Es un hecho notable, pues el perfil de los individuos hostiles defensivos no es adaptativo, ya que se aprecia un incremento en la fase de recuperación respecto a los valores obtenidos en la fase de tarea. A nuestro modo de ver, la presión diastólica, si bien sigue la pauta de las otras variables durante la fase de tarea, es la variable más importante para detectar el funcionamiento cardiovascular de los individuos hostiles defensivos en la fase de recuperación.

En suma, la situación actual en el estudio de la relación entre hostilidad y riesgo de enfermedad cardiovascular parece decantarse hacia la localización de nuevos horizontes que puedan ayudar a perfilar el verdadero papel que juegan las variables psicológicas, en general, y las afectivas, en particular.

La hostilidad defensiva representa uno de los nuevos ámbitos en los que este tipo de estudios pueden aportar información relevante. En este mismo sentido, otra de las orientaciones más recientes, también relacionada con la hostilidad defensiva, está abriéndose camino en el momento presente.
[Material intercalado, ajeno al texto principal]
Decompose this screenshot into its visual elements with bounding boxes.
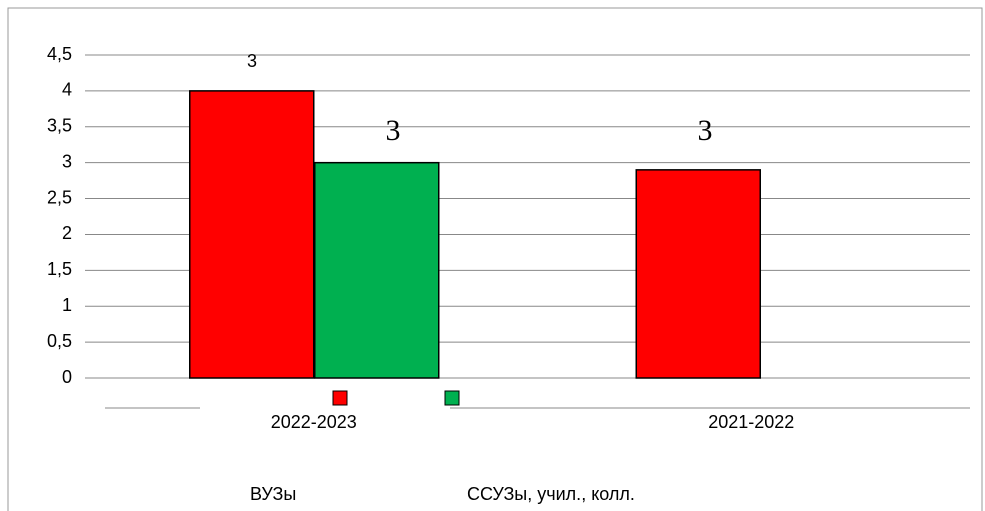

En ella se establece la probable existencia de una forma particular de afrontamiento, genéricamente denominada personalidad tipo D, que se caracteriza por una marcada tendencia a la afectividad negativa y por una clara restricción, incluso inhibición completa, de la interacción social. Se ha podido comprobar que esta forma concreta de comportamiento puede predecir la ocurrencia de futuros trastornos cardiovasculares (Pedersen, Van Domburg, Theuns, Jordanes & Erdman, 2004; Denollet, 2005; Sher, 2005). Estos son aspectos atractivos que merecen ser explorados.

Conclusión

Nadie puede discutir que las enfermedades cardiovasculares se ven claramente influenciadas por los factores clásicos de riesgo aportados por el modelo biomédico. No obstante, dado que dichos factores resultan insuficientes para explicar la elevada incidencia observada en este tipo de enfermedades, parece evidente recurrir a otro tipo de variables. Entre este tipo de nuevos factores, se encuentra, qué duda cabe, la hostilidad. Ahora bien, falta por dilucidar una serie de aspectos que, a nuestro modo de ver, son esenciales.
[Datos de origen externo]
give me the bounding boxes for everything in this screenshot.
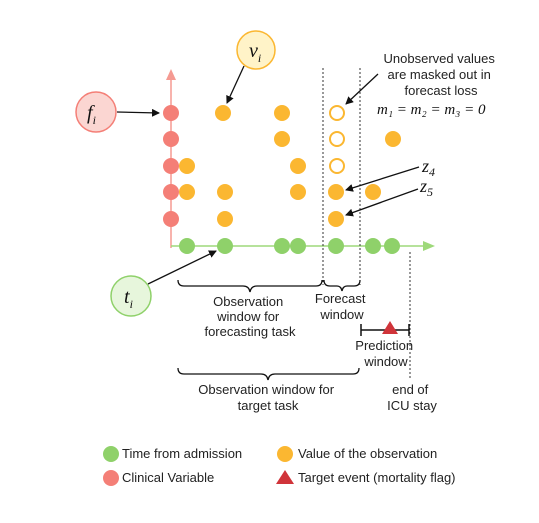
value-dot: [328, 211, 344, 227]
time-dot: [179, 238, 195, 254]
legend-clinical-swatch: [103, 470, 119, 486]
obs-target-line1: Observation window for: [198, 382, 335, 397]
t-label-bubble: [110, 275, 152, 317]
svg-text:fi: fi: [87, 102, 96, 127]
svg-text:Prediction window: Prediction window: [355, 338, 416, 369]
forecast-brace: [323, 279, 361, 292]
forecast-window-line2: window: [319, 307, 364, 322]
forecast-window-line1: Forecast: [315, 291, 366, 306]
clinical-dot: [163, 211, 179, 227]
observation-dots: [179, 105, 401, 227]
value-dot: [365, 184, 381, 200]
target-event-marker: [382, 321, 398, 334]
value-dot: [385, 131, 401, 147]
t-label: t: [124, 286, 130, 308]
z5-pointer: [345, 188, 419, 217]
svg-text:vi: vi: [249, 40, 261, 65]
prediction-window-line1: Prediction: [355, 338, 413, 353]
clinical-dot: [163, 131, 179, 147]
clinical-dot: [163, 105, 179, 121]
obs-target-brace: [177, 367, 360, 381]
time-dot: [290, 238, 306, 254]
unobserved-pointer: [345, 73, 379, 105]
value-dot: [290, 184, 306, 200]
f-pointer: [116, 108, 160, 117]
time-dot: [384, 238, 400, 254]
svg-text:z4: z4: [421, 156, 435, 179]
svg-text:end of ICU stay: end of ICU stay: [387, 382, 437, 413]
time-dot: [274, 238, 290, 254]
obs-forecast-line1: Observation: [213, 294, 283, 309]
value-dot: [179, 184, 195, 200]
unobserved-dot: [329, 158, 345, 174]
time-dot: [217, 238, 233, 254]
t-pointer: [147, 250, 217, 285]
obs-forecast-brace: [177, 279, 323, 293]
svg-text:Observation window for tar: Observation window for target task: [198, 382, 337, 413]
y-axis-arrowhead: [166, 69, 176, 80]
v-label-sub: i: [258, 51, 261, 65]
legend-target-label: Target event (mortality flag): [298, 470, 456, 485]
f-label-bubble: [75, 91, 117, 133]
t-label-sub: i: [130, 297, 133, 311]
svg-text:Forecast window: Forecast window: [315, 291, 369, 322]
legend-value-label: Value of the observation: [298, 446, 437, 461]
x-axis-arrowhead: [423, 241, 435, 251]
icu-end-line2: ICU stay: [387, 398, 437, 413]
value-dot: [215, 105, 231, 121]
z5-label-sub: 5: [427, 185, 433, 199]
unobserved-note-line3: forecast loss: [405, 83, 478, 98]
value-dot: [274, 131, 290, 147]
prediction-window-line2: window: [363, 354, 408, 369]
unobserved-dot: [329, 131, 345, 147]
value-dot: [217, 184, 233, 200]
obs-forecast-line2: window for: [216, 309, 280, 324]
svg-text:z5: z5: [419, 176, 433, 199]
svg-text:Unobserved values are mask: Unobserved values are masked out in fore…: [384, 51, 499, 98]
v-label-bubble: [236, 30, 276, 70]
unobserved-note-line1: Unobserved values: [384, 51, 496, 66]
time-dots: [179, 238, 400, 254]
mask-equation: m₁ = m₂ = m₃ = 0: [377, 102, 486, 118]
unobserved-note-line2: are masked out in: [388, 67, 491, 82]
icu-end-line1: end of: [392, 382, 429, 397]
unobserved-dot: [329, 105, 345, 121]
clinical-dot: [163, 184, 179, 200]
clinical-dot: [163, 158, 179, 174]
v-label: v: [249, 40, 258, 62]
value-dot: [274, 105, 290, 121]
unobserved-dots: [329, 105, 345, 174]
z4-label: z: [421, 156, 429, 176]
value-dot: [328, 184, 344, 200]
z4-label-sub: 4: [429, 165, 435, 179]
legend-target-swatch: [276, 470, 294, 484]
legend-value-swatch: [277, 446, 293, 462]
value-dot: [290, 158, 306, 174]
z4-pointer: [345, 166, 420, 192]
v-pointer: [226, 65, 245, 104]
value-dot: [217, 211, 233, 227]
legend: Time from admission Clinical Variable Va…: [103, 446, 456, 486]
value-dot: [179, 158, 195, 174]
svg-text:ti: ti: [124, 286, 133, 311]
obs-target-line2: target task: [238, 398, 299, 413]
time-dot: [328, 238, 344, 254]
obs-forecast-line3: forecasting task: [204, 324, 296, 339]
legend-clinical-label: Clinical Variable: [122, 470, 214, 485]
svg-text:Observation window for: Observation window for forecasting task: [204, 294, 296, 339]
time-dot: [365, 238, 381, 254]
f-label: f: [87, 102, 95, 124]
legend-time-swatch: [103, 446, 119, 462]
clinical-variable-dots: [163, 105, 179, 227]
legend-time-label: Time from admission: [122, 446, 242, 461]
f-label-sub: i: [93, 113, 96, 127]
z5-label: z: [419, 176, 427, 196]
En el plano de la dimensión conceptual y teórica, es necesario establecer qué componente de la hostilidad, o qué interacción entre hostilidad y alguna otra variable, posee la mayor capacidad predictiva del riesgo de enfermedad cardiovascular.
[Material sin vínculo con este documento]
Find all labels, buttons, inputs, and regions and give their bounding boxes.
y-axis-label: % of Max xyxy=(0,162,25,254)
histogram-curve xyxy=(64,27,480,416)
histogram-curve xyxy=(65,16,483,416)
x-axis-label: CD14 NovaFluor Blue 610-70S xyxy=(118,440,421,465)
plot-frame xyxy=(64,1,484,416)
En el plano de la dimensión metodológica, son varios los aspectos por tener en cuenta: 1) Unificar criterios para conformar las muestras; esto es, a la hora de decidir si un individuo es categorizado como hostil o no hostil, es necesario establecer protocolos homogéneos para poder comparar los resultados obtenidos en distintas investigaciones. 2) En los experimentos de laboratorio, es conveniente utilizar situaciones de estrés real, ya que, cuanto más se aproximen las simulaciones de laboratorio a la situación real, tanto mayor será el ajuste de las respuestas psicofisiológicas de la situación de laboratorio a las respuestas psicofisiológicas que muestran los individuos habitualmente. 3) En el plano de la dimensión psicofisiológica, es necesario homogeneizar, hasta donde se pueda, los procedimientos de registro psicofisiológico: a. en lo que se refiere a los parámetros seleccionados para los estudios, b. en lo referido a la metodología de medición de dichos parámetros, c. en lo referido a la consideración de la duración de la respuesta, y no solo a la intensidad de la misma.

NOTA AL PIE

1. No parece descabellada esta posibilidad, si asumimos que el PCTA permitió en múltiples trabajos predecir con bastante éxito la ocurrencia de trastornos cardiovasculares. Probablemente, la divergencia de resultados se deba a que los individuos fueron categorizados como tipo A mediante distintos criterios, entre ellos las distintas subescalas que conforman el Jenkins Activity Survey (JAS), de tal suerte que -se podría pensar- cuando el criterio utilizado fue la escala S del JAS, el PCTA mostraba una aceptable capacidad predictiva, mientras que, cuando se utilizaba cualesquiera otros factores o escalas del JAS, el constructo PCTA no parecía un procedimiento apropiado para detectar el riesgo de enfermedad cardiovascular.